Article Lead Image

Photo via Ted Eytan/Flickr (CC-BY-SA)

Over half of American parents would support a trans teen’s transition, study says

Mothers are more likely to support their trans kid, as are college graduates.


Ana Valens


Posted on Aug 18, 2017   Updated on May 22, 2021, 8:11 pm CDT

Transgender rights remain a hotly debated issue in American politics. But American families may be more trans-inclusive than the media lets on. A new study reveals that over half of American parents would support their teenage child if they transitioned.

The results come from an online survey conducted from June 20–22 where 2,192 adults 18 and older answered questions about raising a transgender child. Carried out by Harris Poll for the American Osteopathic Association, the study found that 53 percent of American adults would support their teenage children if they underwent gender confirmation.

Women and Americans in the Northeast were more likely to support their child’s transitioning, with 58 percent of both expressing approval. College graduates also reported a higher likelihood of supporting a transitioning child, with 56 percent of respondents expressing support.

“Parents have a significant role in raising transgender kids,” Dr. Laura Arrowsmith, a doctor at an Oklahoma trans clinic, said to PR News Wire. “Once they get on board—often after stages of denial, rejection, condemnation, and grief—they become powerful advocates at school and with extended family. This is crucial to the child’s well-being.”

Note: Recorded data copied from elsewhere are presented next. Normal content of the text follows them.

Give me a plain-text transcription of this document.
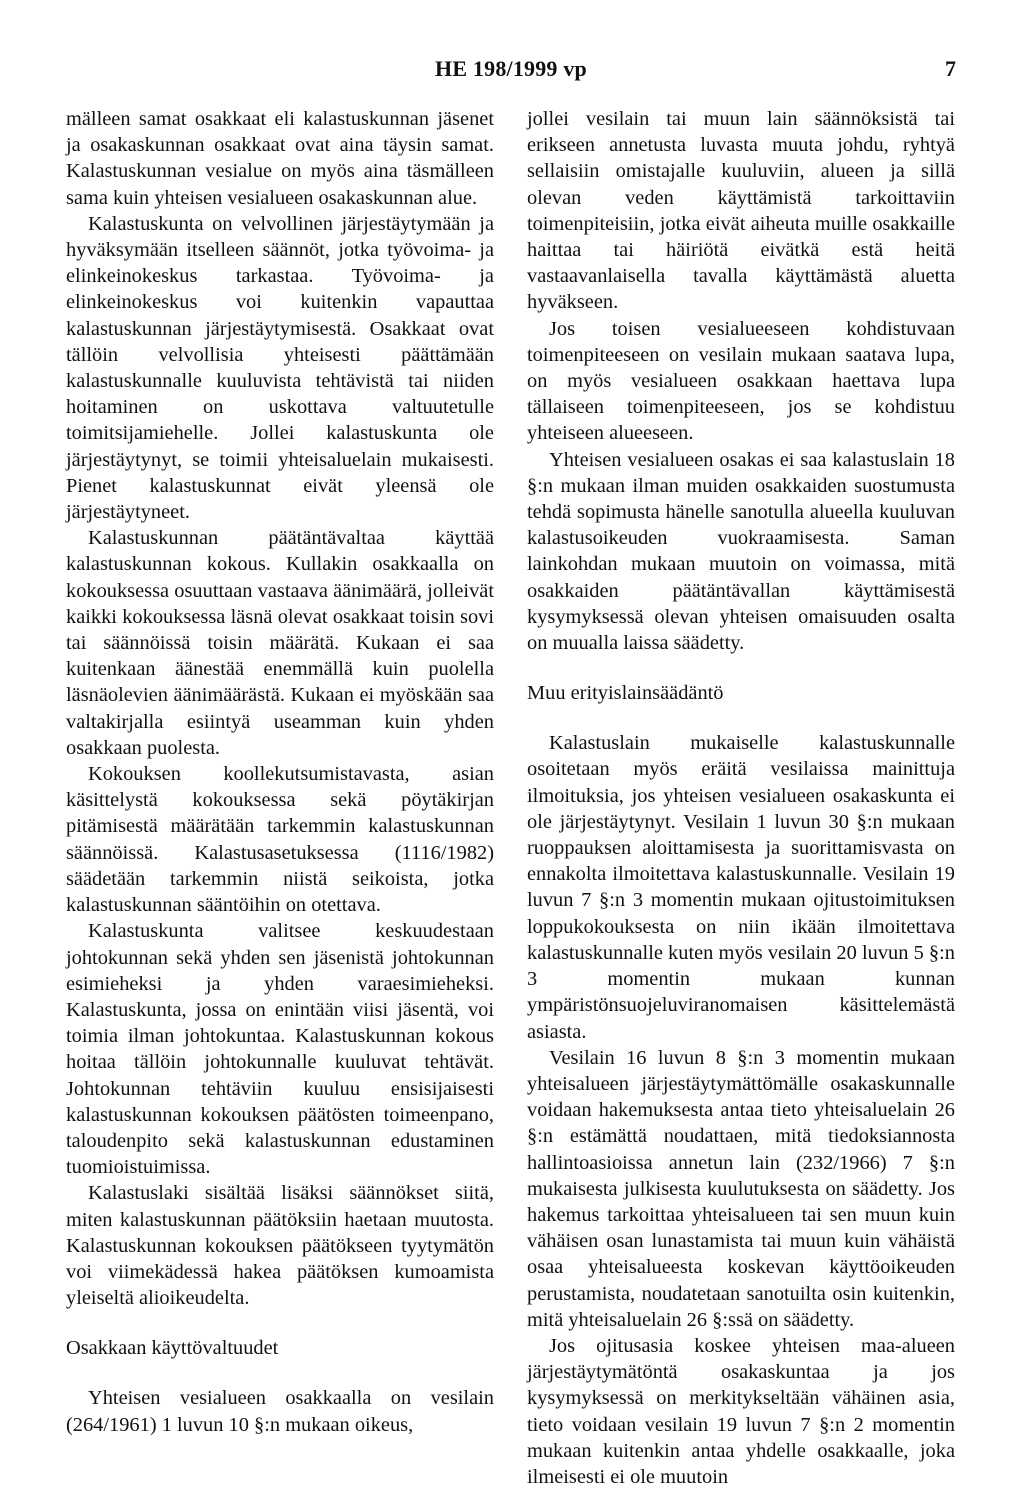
HE 198/1999 vp	7

mälleen samat osakkaat eli kalastuskunnan jäsenet ja osakaskunnan osakkaat ovat aina täysin samat. Kalastuskunnan vesialue on myös aina täsmälleen sama kuin yhteisen vesialueen osakaskunnan alue.

Kalastuskunta on velvollinen järjestäytymään ja hyväksymään itselleen säännöt, jotka työvoima- ja elinkeinokeskus tarkastaa. Työvoima- ja elinkeinokeskus voi kuitenkin vapauttaa kalastuskunnan järjestäytymisestä. Osakkaat ovat tällöin velvollisia yhteisesti päättämään kalastuskunnalle kuuluvista tehtävistä tai niiden hoitaminen on uskottava valtuutetulle toimitsijamiehelle. Jollei kalastuskunta ole järjestäytynyt, se toimii yhteisaluelain mukaisesti. Pienet kalastuskunnat eivät yleensä ole järjestäytyneet.

Kalastuskunnan päätäntävaltaa käyttää kalastuskunnan kokous. Kullakin osakkaalla on kokouksessa osuuttaan vastaava äänimäärä, jolleivät kaikki kokouksessa läsnä olevat osakkaat toisin sovi tai säännöissä toisin määrätä. Kukaan ei saa kuitenkaan äänestää enemmällä kuin puolella läsnäolevien äänimäärästä. Kukaan ei myöskään saa valtakirjalla esiintyä useamman kuin yhden osakkaan puolesta.

Kokouksen koollekutsumistavasta, asian käsittelystä kokouksessa sekä pöytäkirjan pitämisestä määrätään tarkemmin kalastuskunnan säännöissä. Kalastusasetuksessa (1116/1982) säädetään tarkemmin niistä seikoista, jotka kalastuskunnan sääntöihin on otettava.

Kalastuskunta valitsee keskuudestaan johtokunnan sekä yhden sen jäsenistä johtokunnan esimieheksi ja yhden varaesimieheksi. Kalastuskunta, jossa on enintään viisi jäsentä, voi toimia ilman johtokuntaa. Kalastuskunnan kokous hoitaa tällöin johtokunnalle kuuluvat tehtävät. Johtokunnan tehtäviin kuuluu ensisijaisesti kalastuskunnan kokouksen päätösten toimeenpano, taloudenpito sekä kalastuskunnan edustaminen tuomioistuimissa.

Kalastuslaki sisältää lisäksi säännökset siitä, miten kalastuskunnan päätöksiin haetaan muutosta. Kalastuskunnan kokouksen päätökseen tyytymätön voi viimekädessä hakea päätöksen kumoamista yleiseltä alioikeudelta.

Osakkaan käyttövaltuudet

Yhteisen vesialueen osakkaalla on vesilain (264/1961) 1 luvun 10 §:n mukaan oikeus,

jollei vesilain tai muun lain säännöksistä tai erikseen annetusta luvasta muuta johdu, ryhtyä sellaisiin omistajalle kuuluviin, alueen ja sillä olevan veden käyttämistä tarkoittaviin toimenpiteisiin, jotka eivät aiheuta muille osakkaille haittaa tai häiriötä eivätkä estä heitä vastaavanlaisella tavalla käyttämästä aluetta hyväkseen.

Jos toisen vesialueeseen kohdistuvaan toimenpiteeseen on vesilain mukaan saatava lupa, on myös vesialueen osakkaan haettava lupa tällaiseen toimenpiteeseen, jos se kohdistuu yhteiseen alueeseen.

Yhteisen vesialueen osakas ei saa kalastuslain 18 §:n mukaan ilman muiden osakkaiden suostumusta tehdä sopimusta hänelle sanotulla alueella kuuluvan kalastusoikeuden vuokraamisesta. Saman lainkohdan mukaan muutoin on voimassa, mitä osakkaiden päätäntävallan käyttämisestä kysymyksessä olevan yhteisen omaisuuden osalta on muualla laissa säädetty.

Muu erityislainsäädäntö

Kalastuslain mukaiselle kalastuskunnalle osoitetaan myös eräitä vesilaissa mainittuja ilmoituksia, jos yhteisen vesialueen osakaskunta ei ole järjestäytynyt. Vesilain 1 luvun 30 §:n mukaan ruoppauksen aloittamisesta ja suorittamisvasta on ennakolta ilmoitettava kalastuskunnalle. Vesilain 19 luvun 7 §:n 3 momentin mukaan ojitustoimituksen loppukokouksesta on niin ikään ilmoitettava kalastuskunnalle kuten myös vesilain 20 luvun 5 §:n 3 momentin mukaan kunnan ympäristönsuojeluviranomaisen käsittelemästä asiasta.

Vesilain 16 luvun 8 §:n 3 momentin mukaan yhteisalueen järjestäytymättömälle osakaskunnalle voidaan hakemuksesta antaa tieto yhteisaluelain 26 §:n estämättä noudattaen, mitä tiedoksiannosta hallintoasioissa annetun lain (232/1966) 7 §:n mukaisesta julkisesta kuulutuksesta on säädetty. Jos hakemus tarkoittaa yhteisalueen tai sen muun kuin vähäisen osan lunastamista tai muun kuin vähäistä osaa yhteisalueesta koskevan käyttöoikeuden perustamista, noudatetaan sanotuilta osin kuitenkin, mitä yhteisaluelain 26 §:ssä on säädetty.

Jos ojitusasia koskee yhteisen maa-alueen järjestäytymätöntä osakaskuntaa ja jos kysymyksessä on merkitykseltään vähäinen asia, tieto voidaan vesilain 19 luvun 7 §:n 2 momentin mukaan kuitenkin antaa yhdelle osakkaalle, joka ilmeisesti ei ole muutoin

Trans rates of homelessness, HIV infection, depression, anxiety, suicidal ideation, and self-harm are higher than the cisgender population, and family acceptance can help play a major role in whether transgender teens and adults feel accepted or rejected during their transition. An unaccepting family can lead to a significantly decreased quality of life for many transgender Americans, but an accepting one can create a foundation for emotional support at home.

“Watch your child for eating disorders, self-harm, substance abuse and suicidal tendencies,” Dr. Arrowsmith explained. “A mental health counselor who is familiar with transgender people and local support groups can make all the difference.”

Editor’s note: This article has been updated for clarity.